Design an efficient search algorithm on a graph. Nodes are different bracketings of the same expression abcdef… and edges are due to the associative property (xy)z=x(yz) applied to strictly 3 terms at a time. The shortest path problem is known to be NP-complete, so how do we find an epsilon-approximate algorithm?

Implement a testing utility to conveniently and tersely specify integration tests. It should be possible to aggregate different test sets together under a parent test set, possibly leveraging the filesystem to specify split test sets in different files. These tests should then be runnable, such that errors thrown during tests do not halt the test suite, and are reported to the user. A final score based on failures and successes of tests should be indicative of the performance of the system to test.

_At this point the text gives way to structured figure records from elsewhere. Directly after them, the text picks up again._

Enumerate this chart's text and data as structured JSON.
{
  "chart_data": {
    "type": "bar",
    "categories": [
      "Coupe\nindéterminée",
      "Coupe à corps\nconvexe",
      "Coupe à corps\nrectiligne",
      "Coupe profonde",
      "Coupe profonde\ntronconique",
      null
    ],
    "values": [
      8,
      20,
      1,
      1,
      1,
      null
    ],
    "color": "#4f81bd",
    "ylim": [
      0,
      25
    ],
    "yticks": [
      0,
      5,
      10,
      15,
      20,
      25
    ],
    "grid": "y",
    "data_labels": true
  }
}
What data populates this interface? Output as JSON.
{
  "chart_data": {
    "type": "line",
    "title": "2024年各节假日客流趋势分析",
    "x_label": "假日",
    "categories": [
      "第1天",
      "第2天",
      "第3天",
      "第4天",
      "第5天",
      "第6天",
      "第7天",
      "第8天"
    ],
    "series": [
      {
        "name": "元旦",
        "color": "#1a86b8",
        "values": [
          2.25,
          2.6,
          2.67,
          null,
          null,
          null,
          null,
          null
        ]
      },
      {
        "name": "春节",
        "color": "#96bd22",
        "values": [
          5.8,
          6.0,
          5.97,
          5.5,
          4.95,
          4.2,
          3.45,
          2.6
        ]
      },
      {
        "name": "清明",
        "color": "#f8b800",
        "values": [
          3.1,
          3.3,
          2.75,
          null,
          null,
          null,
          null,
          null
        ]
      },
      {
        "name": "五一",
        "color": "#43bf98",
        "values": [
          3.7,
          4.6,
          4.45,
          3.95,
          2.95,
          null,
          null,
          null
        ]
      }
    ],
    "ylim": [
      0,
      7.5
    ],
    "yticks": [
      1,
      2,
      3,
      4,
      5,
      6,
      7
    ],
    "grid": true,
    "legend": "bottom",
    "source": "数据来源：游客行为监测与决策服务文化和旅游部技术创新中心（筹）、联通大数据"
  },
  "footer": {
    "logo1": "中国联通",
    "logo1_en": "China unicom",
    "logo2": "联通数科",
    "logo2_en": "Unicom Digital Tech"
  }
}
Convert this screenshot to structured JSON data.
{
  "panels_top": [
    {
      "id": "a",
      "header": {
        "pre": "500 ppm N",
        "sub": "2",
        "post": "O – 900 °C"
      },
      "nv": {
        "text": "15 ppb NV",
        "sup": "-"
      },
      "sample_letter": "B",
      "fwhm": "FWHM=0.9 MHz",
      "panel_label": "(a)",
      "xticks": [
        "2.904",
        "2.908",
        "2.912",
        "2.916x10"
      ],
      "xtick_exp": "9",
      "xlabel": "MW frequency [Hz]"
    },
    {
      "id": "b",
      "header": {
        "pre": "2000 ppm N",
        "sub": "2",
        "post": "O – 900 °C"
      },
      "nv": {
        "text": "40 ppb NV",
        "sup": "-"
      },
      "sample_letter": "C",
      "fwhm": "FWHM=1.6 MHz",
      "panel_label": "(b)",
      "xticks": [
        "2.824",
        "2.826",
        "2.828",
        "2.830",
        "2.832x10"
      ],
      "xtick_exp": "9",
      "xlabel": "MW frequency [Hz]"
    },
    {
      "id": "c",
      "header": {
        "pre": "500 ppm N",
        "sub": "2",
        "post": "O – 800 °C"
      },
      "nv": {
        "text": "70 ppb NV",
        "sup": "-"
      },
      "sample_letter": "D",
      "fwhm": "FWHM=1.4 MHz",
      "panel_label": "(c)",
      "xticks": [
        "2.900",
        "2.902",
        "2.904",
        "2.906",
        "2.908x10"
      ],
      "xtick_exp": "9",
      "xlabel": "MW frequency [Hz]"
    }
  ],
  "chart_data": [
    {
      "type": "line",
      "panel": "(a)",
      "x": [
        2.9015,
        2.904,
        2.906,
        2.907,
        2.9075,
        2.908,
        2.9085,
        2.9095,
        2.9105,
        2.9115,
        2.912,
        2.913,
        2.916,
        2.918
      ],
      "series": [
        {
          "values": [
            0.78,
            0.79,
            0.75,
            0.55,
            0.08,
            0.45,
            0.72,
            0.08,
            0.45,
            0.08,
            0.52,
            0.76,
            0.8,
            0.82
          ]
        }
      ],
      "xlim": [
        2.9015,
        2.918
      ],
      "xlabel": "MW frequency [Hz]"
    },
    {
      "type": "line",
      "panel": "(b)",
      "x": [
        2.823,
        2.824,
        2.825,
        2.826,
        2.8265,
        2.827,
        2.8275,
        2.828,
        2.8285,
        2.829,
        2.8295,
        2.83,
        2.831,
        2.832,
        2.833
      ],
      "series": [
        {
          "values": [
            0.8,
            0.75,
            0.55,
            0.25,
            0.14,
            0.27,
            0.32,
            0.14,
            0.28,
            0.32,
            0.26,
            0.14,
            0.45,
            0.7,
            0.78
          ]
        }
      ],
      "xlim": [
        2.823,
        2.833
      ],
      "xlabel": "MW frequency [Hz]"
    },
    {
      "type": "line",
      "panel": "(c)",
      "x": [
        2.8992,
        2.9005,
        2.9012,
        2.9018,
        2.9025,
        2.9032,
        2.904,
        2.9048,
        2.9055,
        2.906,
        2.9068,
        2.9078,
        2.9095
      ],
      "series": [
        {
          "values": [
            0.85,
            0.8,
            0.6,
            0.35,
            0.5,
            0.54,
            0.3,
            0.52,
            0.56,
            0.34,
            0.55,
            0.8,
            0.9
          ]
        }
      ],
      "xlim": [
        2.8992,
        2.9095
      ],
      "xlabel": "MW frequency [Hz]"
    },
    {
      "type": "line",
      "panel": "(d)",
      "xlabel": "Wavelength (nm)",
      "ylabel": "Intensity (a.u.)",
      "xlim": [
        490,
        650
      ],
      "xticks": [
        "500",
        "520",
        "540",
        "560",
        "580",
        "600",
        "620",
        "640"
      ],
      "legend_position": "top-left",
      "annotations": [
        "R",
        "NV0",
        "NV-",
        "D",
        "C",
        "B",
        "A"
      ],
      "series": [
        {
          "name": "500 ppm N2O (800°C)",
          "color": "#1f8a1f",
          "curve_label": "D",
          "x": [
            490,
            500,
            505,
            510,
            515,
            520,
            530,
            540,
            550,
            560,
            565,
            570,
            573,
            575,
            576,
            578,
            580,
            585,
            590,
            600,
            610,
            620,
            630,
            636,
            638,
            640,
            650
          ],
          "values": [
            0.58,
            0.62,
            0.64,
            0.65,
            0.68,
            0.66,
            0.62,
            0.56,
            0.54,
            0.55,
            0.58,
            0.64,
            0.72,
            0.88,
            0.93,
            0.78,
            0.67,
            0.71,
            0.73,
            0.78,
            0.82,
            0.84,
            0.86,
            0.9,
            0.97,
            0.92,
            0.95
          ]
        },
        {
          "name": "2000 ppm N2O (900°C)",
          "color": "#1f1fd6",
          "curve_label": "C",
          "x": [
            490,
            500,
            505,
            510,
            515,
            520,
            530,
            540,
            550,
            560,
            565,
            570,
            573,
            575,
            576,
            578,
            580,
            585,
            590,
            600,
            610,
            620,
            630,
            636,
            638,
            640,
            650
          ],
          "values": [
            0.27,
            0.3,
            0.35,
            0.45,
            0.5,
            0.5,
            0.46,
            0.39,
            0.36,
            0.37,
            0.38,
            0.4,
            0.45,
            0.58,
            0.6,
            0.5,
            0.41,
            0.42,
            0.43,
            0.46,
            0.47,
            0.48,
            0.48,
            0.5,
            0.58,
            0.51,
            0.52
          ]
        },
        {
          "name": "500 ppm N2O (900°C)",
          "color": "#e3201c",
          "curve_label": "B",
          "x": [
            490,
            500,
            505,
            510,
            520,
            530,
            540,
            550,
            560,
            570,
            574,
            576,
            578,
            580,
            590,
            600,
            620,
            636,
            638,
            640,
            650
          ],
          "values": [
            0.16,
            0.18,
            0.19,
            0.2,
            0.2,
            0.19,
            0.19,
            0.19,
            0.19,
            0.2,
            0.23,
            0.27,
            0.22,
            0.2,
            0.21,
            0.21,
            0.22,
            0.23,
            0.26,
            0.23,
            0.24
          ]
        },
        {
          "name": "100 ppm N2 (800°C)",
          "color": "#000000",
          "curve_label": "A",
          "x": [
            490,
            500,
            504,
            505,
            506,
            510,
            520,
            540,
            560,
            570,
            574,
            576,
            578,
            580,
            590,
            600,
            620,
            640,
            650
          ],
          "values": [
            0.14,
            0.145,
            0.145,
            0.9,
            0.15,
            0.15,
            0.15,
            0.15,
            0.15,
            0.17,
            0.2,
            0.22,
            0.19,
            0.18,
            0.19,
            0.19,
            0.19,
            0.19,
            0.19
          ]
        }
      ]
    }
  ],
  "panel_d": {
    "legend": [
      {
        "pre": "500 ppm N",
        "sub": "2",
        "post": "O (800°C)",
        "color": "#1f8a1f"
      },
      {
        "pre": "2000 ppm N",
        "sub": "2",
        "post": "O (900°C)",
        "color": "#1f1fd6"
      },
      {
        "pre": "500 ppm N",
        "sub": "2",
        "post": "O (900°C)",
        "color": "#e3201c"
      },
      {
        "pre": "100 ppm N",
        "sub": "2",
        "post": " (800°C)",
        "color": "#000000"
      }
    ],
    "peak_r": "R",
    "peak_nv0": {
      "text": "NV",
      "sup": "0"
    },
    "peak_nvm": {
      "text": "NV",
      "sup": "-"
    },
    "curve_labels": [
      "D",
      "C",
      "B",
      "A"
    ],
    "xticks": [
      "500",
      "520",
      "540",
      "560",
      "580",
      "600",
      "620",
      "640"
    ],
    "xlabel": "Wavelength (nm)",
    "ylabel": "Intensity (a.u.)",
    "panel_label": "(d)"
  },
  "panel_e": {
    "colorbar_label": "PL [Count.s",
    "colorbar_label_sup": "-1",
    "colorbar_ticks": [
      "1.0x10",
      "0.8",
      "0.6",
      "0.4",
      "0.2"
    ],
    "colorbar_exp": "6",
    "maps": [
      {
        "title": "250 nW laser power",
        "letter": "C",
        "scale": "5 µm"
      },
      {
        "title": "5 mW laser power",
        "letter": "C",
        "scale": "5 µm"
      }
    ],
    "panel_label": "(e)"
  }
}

Extract a data-flow representation from a program based on its (unstructured) control-flow graph optionally using the data-centric RVSDG intermediate representation. The program can be assumed to have no side effects (purity), such that it only contributes to the production of final values. This work will however be used for further introspection of programs, and not for executing optimising compiler passes.

Tooling

Propose an automated update process for the Julia version used on CI across multiple repositories in a way to ensure sufficient testing and requires minimal manual effort, if no errors arise.

Automatically close tasks linked to a merge request once the merge request has been merged.

UI

Develop new visualisation features in custom layout algorithms, using d3 for rendering interactive parts of the diagram. Implement a mechanism to allow the user to replace a simplified part of the diagram with a more detailed version.

Prepare and validate data from the API, which is highly complex JSON, involving multiple pre-processing steps and inference of missing values.

Develop a custom display for various data-types returning from the API, for example images, histograms or circuit diagrams, building generic react components for each different type.